After this, we are introduced to the filmmaker and her father Ibrahim via her own voice-over. A prominent member of the Abu Nidal Group, he left their home in Damascus in 1987, never to be seen again. In search of clues to his destiny, but also her own identity, Al Abed embarks on an investigation that takes her to Cairo, Alexandria, Beirut, Amman, Berlin and, finally, her father's home village of Deir Abu Meshaal, near Rammalah.

Although this investigation is essentially personal for the director, it has inevitable detective elements. These are mostly placed at the beginning and the very end of the film. According to Patrick Seale's book Abu Nidal: A Gun for Hire, Ibrahim was working for a big Zurich-based company, and was accused by the group of being a Mossad and CIA spy, for which he was executed in 1987. But in 1998, when Al Abed was 18, a former neighbour in Damascus told her family that Ibrahim had returned and asked about them, only to leave again in a hurry.

The bulk of the film consists of Al Abed's conversations with her relatives, from her Egyptian-born mother Najat, who is the only one that has still not left Damascus, and who says that a man who leaves his family does not deserve to have a film made about him, to her oldest sister Najwa, who talks about how their father's disappearance influenced how she relates to men. After a number of such talks with various relatives across the Middle East, Al Abed goes to Berlin, where her brother works as a bartender and her relative Khalil is running a pizzeria, and seems to garner more specific clues about Ibrahim's destiny.

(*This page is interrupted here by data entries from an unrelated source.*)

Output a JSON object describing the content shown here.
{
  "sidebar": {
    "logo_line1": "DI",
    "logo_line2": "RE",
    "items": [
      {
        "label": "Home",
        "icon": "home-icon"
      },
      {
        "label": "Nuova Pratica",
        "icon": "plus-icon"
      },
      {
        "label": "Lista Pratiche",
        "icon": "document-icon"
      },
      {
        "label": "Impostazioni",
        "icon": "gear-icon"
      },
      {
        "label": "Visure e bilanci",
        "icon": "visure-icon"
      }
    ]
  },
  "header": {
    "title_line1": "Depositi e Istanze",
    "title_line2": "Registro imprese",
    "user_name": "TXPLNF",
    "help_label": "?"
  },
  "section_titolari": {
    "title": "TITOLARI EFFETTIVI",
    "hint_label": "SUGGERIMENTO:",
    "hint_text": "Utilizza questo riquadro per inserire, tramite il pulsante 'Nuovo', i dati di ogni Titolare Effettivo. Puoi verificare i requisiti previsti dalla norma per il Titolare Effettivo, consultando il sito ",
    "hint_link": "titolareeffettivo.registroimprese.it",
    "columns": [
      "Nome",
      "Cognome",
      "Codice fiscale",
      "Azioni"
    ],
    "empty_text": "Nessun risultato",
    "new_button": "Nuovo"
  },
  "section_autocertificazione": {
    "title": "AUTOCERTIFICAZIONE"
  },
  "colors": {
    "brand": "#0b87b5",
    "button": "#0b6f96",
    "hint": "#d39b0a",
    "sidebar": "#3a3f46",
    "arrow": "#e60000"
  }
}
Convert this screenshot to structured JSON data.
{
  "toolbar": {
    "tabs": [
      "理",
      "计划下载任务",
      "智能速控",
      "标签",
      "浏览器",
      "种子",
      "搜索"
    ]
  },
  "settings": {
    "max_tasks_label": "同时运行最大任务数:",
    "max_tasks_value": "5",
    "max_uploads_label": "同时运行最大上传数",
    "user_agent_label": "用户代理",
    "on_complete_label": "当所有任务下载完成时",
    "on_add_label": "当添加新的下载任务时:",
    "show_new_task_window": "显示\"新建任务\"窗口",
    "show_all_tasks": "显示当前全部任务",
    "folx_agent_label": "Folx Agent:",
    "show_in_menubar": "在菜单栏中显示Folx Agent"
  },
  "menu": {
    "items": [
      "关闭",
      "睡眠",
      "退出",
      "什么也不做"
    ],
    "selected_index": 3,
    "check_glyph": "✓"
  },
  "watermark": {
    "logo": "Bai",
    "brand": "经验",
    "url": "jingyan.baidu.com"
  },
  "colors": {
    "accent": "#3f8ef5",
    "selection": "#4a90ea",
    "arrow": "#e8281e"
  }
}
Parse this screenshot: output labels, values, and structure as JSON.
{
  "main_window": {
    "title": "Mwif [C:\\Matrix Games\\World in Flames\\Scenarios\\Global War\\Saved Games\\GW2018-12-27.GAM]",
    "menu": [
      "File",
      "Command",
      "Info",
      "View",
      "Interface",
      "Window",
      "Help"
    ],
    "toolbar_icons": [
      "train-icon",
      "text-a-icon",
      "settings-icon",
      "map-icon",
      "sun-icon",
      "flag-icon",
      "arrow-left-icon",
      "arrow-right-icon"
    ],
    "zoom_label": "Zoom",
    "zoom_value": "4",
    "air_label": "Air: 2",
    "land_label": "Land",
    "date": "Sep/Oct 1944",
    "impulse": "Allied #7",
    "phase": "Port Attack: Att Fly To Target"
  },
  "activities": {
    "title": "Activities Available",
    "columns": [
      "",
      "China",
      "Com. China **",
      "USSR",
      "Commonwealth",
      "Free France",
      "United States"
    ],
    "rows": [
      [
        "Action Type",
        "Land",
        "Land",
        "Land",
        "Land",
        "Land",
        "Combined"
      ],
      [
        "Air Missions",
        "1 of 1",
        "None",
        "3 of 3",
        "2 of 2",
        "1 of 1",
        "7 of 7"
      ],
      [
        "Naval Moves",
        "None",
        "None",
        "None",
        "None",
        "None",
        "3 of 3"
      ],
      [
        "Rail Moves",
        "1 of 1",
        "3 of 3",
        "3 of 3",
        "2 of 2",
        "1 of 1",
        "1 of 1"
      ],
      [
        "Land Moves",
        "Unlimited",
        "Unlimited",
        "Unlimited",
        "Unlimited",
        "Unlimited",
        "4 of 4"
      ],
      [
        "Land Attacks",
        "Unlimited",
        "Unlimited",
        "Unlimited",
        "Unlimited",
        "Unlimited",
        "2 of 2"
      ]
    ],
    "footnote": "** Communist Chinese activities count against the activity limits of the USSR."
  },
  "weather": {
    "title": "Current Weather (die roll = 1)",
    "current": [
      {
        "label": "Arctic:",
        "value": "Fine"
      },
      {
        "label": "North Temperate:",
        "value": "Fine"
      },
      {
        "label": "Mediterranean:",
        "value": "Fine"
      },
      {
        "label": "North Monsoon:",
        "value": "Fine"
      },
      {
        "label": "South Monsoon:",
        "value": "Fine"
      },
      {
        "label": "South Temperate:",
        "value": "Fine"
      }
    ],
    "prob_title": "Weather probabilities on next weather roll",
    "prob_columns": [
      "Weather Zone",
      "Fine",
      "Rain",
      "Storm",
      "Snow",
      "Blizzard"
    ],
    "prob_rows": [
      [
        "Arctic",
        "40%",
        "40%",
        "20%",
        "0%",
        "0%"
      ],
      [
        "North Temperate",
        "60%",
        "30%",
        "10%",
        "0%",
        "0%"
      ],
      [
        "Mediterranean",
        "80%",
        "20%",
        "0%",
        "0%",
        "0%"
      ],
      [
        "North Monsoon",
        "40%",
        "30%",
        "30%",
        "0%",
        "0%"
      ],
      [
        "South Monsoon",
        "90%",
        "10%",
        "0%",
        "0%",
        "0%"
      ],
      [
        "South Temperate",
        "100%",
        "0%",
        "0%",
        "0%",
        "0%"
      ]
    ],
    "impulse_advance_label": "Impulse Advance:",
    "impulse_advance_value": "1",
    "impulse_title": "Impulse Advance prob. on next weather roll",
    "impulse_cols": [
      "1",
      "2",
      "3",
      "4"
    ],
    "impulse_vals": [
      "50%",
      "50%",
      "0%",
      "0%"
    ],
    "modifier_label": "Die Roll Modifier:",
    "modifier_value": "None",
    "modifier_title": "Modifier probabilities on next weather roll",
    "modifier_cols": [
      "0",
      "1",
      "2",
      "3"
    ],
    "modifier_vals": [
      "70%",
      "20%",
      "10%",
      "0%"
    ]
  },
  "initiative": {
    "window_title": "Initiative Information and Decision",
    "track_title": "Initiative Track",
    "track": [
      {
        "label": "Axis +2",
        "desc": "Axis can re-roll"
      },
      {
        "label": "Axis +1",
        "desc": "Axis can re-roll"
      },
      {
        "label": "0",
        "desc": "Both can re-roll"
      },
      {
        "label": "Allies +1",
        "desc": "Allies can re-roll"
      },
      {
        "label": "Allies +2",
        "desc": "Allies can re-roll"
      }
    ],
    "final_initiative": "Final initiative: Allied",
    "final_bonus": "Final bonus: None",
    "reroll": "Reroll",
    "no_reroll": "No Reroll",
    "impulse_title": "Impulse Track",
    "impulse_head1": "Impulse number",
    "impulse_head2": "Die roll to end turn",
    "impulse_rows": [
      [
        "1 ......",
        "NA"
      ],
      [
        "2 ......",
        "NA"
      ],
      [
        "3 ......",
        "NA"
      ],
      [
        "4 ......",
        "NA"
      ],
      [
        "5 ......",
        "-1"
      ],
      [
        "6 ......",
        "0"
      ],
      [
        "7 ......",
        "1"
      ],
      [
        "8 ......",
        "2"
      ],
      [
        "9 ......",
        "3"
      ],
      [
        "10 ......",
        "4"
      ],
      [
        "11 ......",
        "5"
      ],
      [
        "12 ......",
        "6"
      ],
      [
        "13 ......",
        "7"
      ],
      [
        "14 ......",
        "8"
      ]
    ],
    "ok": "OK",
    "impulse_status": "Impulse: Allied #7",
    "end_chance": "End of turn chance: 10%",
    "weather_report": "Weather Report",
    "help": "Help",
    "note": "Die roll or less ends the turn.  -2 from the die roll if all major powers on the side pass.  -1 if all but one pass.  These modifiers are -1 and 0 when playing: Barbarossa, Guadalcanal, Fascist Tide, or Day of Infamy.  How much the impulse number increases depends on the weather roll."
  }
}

In the process of defining her father's fate, the filmmaker, of course, questions and discovers her own. Her well-measured and unsentimental voice-over is by no means redundant, alternately addressing the viewer, her father and herself. The film was lensed, co-written and co-edited by the producer, Rami El Nihawi, who creates an engaging, well-balanced rhythm and sometimes employs creative devices such as blurry shots of a man behind a window in Damascus, a clear association with the elusiveness of the film's topic. In the end, the political aspect of the story remains almost as cloudy as it is at the beginning, and the personal one reaches a denouement that the viewer can relate to.

Ibrahim: A Fate to Define is a co-production by Lebanon's Sak A Do, Palestine's Idiom Films, Denmark's Tonemestrene, Slovenia's Iridium Film and the Doha Film Institute. Idiom has the international rights.